Prayer walk invokes God's healing power

Local Christians pray for the health of creation in front of the statue of Christ the Teacher near Newman Theological College Sept. 1.


Local Christians pray for the health of creation in front of the statue of Christ the Teacher near Newman Theological College Sept. 1.

September 26, 2016

A small group of Edmonton Christians took part in an ecumenical prayer walk on the grounds of the Pastoral Administration Offices to observe the World Day of Prayer for Care of Creation Sept. 1.

The group began the walk at St. Francis de Sales Chapel and stopped four times for prayer along the way, including a stop in front of the large statue of Christ the Teacher, west of Newman Theological College, and another in front of the statue of St. Francis of Assisi, just south of the college.

The walk ended on the steps of the Pastoral and Administration Offices.

At station one, the group read Genesis 1 and thanked God for the stars that glow, untamed flowers in the wood, children who are born, the gift of the sun, the seasons' cycles and the morning mist.

At station three, the group pondered the damage humanity has done to the earth and asked for forgiveness for the waste, destruction and disrespect. "Heal the earth, O God," they prayed. "Heal the earth." The prayer walk ended with St. Francis' Canticle of the Creatures followed by a benediction.

"God of love, show us our place in this world as channels of your love for all the creatures of this earth, for not one of them is forgotten in your sight," Deacon Lynn Pion said in the closing prayer.

"Enlighten those who possess power and money that they may avoid the sin of indifference, that they may love the common good, advance the weak and care for this world in which we live."

The prayer walk was aptly called Laudato Si' Prayer Walk in honour of Pope Francis' encyclical on the environment.

Sara Farid, regional coordinator of Development and Peace and one of the walk organizers, said the prayer walk was partly a prayer of thanksgiving for God's gift of creation to humankind.

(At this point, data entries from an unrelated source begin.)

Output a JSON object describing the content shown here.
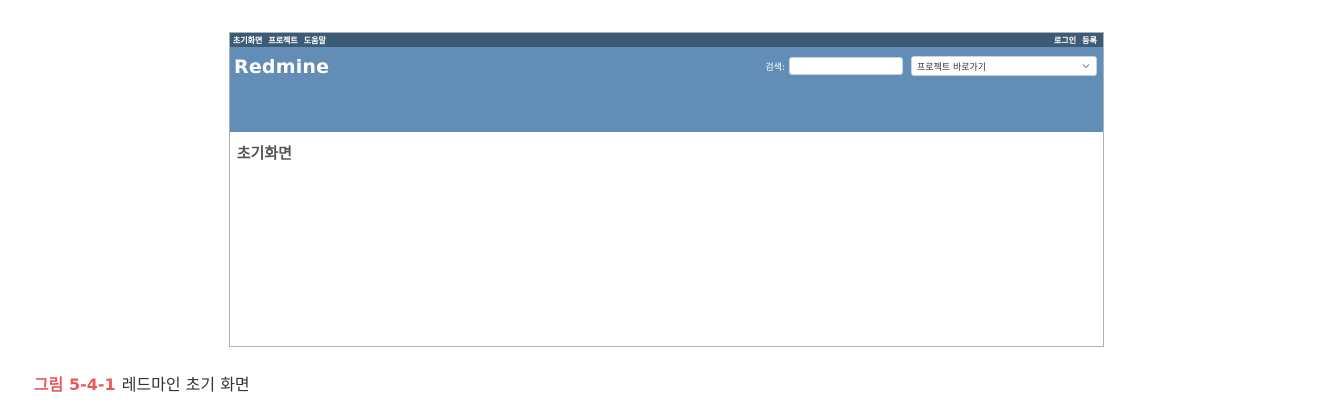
{
  "top_menu": {
    "left_items": [
      "초기화면",
      "프로젝트",
      "도움말"
    ],
    "right_items": [
      "로그인",
      "등록"
    ]
  },
  "header": {
    "site_title": "Redmine",
    "search_label": "검색:",
    "search_value": "",
    "jump_select_value": "프로젝트 바로가기"
  },
  "main": {
    "page_title": "초기화면"
  },
  "caption": {
    "label": "그림 5-4-1",
    "text": "레드마인 초기 화면"
  },
  "colors": {
    "top_menu_bg": "#3e5b76",
    "header_bg": "#628db6",
    "caption_label": "#e85a5a"
  },
  "icons": {
    "select_arrow": "chevron-down-icon"
  }
}
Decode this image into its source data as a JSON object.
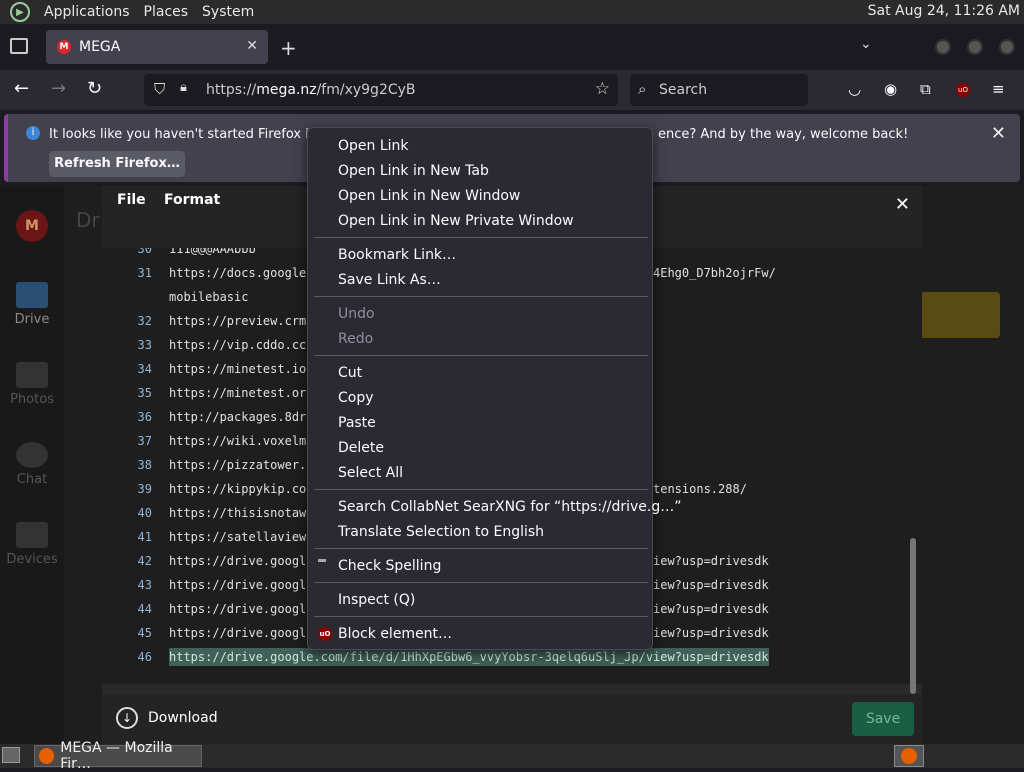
{
  "top_panel": {
    "menus": [
      "Applications",
      "Places",
      "System"
    ],
    "clock": "Sat Aug 24, 11:26 AM"
  },
  "browser": {
    "tab_title": "MEGA",
    "url_prefix": "https://",
    "url_host": "mega.nz",
    "url_path": "/fm/xy9g2CyB",
    "search_placeholder": "Search"
  },
  "notification": {
    "message_start": "It looks like you haven't started Firefox in a w",
    "message_end": "ence? And by the way, welcome back!",
    "button": "Refresh Firefox…"
  },
  "mega": {
    "logo": "M",
    "title": "Dr",
    "sidebar": [
      "Drive",
      "Photos",
      "Chat",
      "Devices"
    ]
  },
  "editor": {
    "menu": [
      "File",
      "Format"
    ],
    "lines": [
      {
        "num": "30",
        "text": "111@@@AAAbbb"
      },
      {
        "num": "31",
        "text": "https://docs.google",
        "tail": "4Ehg0_D7bh2ojrFw/"
      },
      {
        "num": "",
        "text": "mobilebasic"
      },
      {
        "num": "32",
        "text": "https://preview.crm"
      },
      {
        "num": "33",
        "text": "https://vip.cddo.cc"
      },
      {
        "num": "34",
        "text": "https://minetest.io"
      },
      {
        "num": "35",
        "text": "https://minetest.or"
      },
      {
        "num": "36",
        "text": "http://packages.8dr"
      },
      {
        "num": "37",
        "text": "https://wiki.voxelm"
      },
      {
        "num": "38",
        "text": "https://pizzatower."
      },
      {
        "num": "39",
        "text": "https://kippykip.co",
        "tail": "tensions.288/"
      },
      {
        "num": "40",
        "text": "https://thisisnotaw"
      },
      {
        "num": "41",
        "text": "https://satellaview"
      },
      {
        "num": "42",
        "text": "https://drive.googl",
        "tail": "iew?usp=drivesdk"
      },
      {
        "num": "43",
        "text": "https://drive.googl",
        "tail": "iew?usp=drivesdk"
      },
      {
        "num": "44",
        "text": "https://drive.googl",
        "tail": "iew?usp=drivesdk"
      },
      {
        "num": "45",
        "text": "https://drive.googl",
        "tail": "iew?usp=drivesdk"
      },
      {
        "num": "46",
        "text": "https://drive.google.com/file/d/1HhXpEGbw6_vvyYobsr-3qelq6uSlj_Jp/view?usp=drivesdk",
        "selected": true
      }
    ],
    "download": "Download",
    "save": "Save"
  },
  "context_menu": {
    "group1": [
      "Open Link",
      "Open Link in New Tab",
      "Open Link in New Window",
      "Open Link in New Private Window"
    ],
    "group2": [
      "Bookmark Link…",
      "Save Link As…"
    ],
    "group3": [
      "Undo",
      "Redo"
    ],
    "group4": [
      "Cut",
      "Copy",
      "Paste",
      "Delete",
      "Select All"
    ],
    "group5": [
      "Search CollabNet SearXNG for “https://drive.g…”",
      "Translate Selection to English"
    ],
    "group6": [
      "Check Spelling"
    ],
    "group7": [
      "Inspect (Q)"
    ],
    "group8": [
      "Block element…"
    ],
    "ublock_badge": "uO"
  },
  "taskbar": {
    "task_title": "MEGA — Mozilla Fir…"
  }
}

"It's also a prayer for repentance because we have not acknowledged this great gift. Sometimes we have neglected it. Sometimes we have caused it harm.

"And it is a prayer of petition that we learn to be good stewards of God's love and his creation."

Father Scott Sharman, ecumenical coordinator for the Anglican Church, said we are in relationship with animals, plants and water.

Our prayers should include the non-human world as much as the human world, Sharman said.

Last year Pope Francis declared Sept. 1 as the World Day of Prayer for the Care of Creation, the date the Orthodox Church has celebrated the event since 1989.

The pope believes the annual event offers individual believers and the community "a precious opportunity to renew our personal participation in this vocation as custodians of creation, raising to God our thanks for the marvellous works that he has entrusted to our care, invoking his help for the protection of creation and his mercy for the sins committed against the world in which we live."


In this year's message to mark the World Day of Prayer for the Care of Creation, Pope Francis called for urgent action to stop climate change, highlighting some of the issues he underlined a year ago in Laudato Si'.

He described humanity's destruction of the environment as a sin and accused humankind of turning the planet into a "polluted wasteland full of debris, desolation and filth."


"Global warming continues," the pope said. "2015 was the warmest year on record, and 2016 will likely be warmer still. This is leading to ever-more severe droughts, floods, fires and extreme weather events.

"Climate change is also contributing to the heart-rending refugee crisis. The world's poor, though least responsible for climate change, are most vulnerable and already suffering its impact."

The pope said the faithful should use the Holy Year of Mercy in 2016 to ask forgiveness for sins committed against the environment and our "selfish" system motivated by "profit at any price."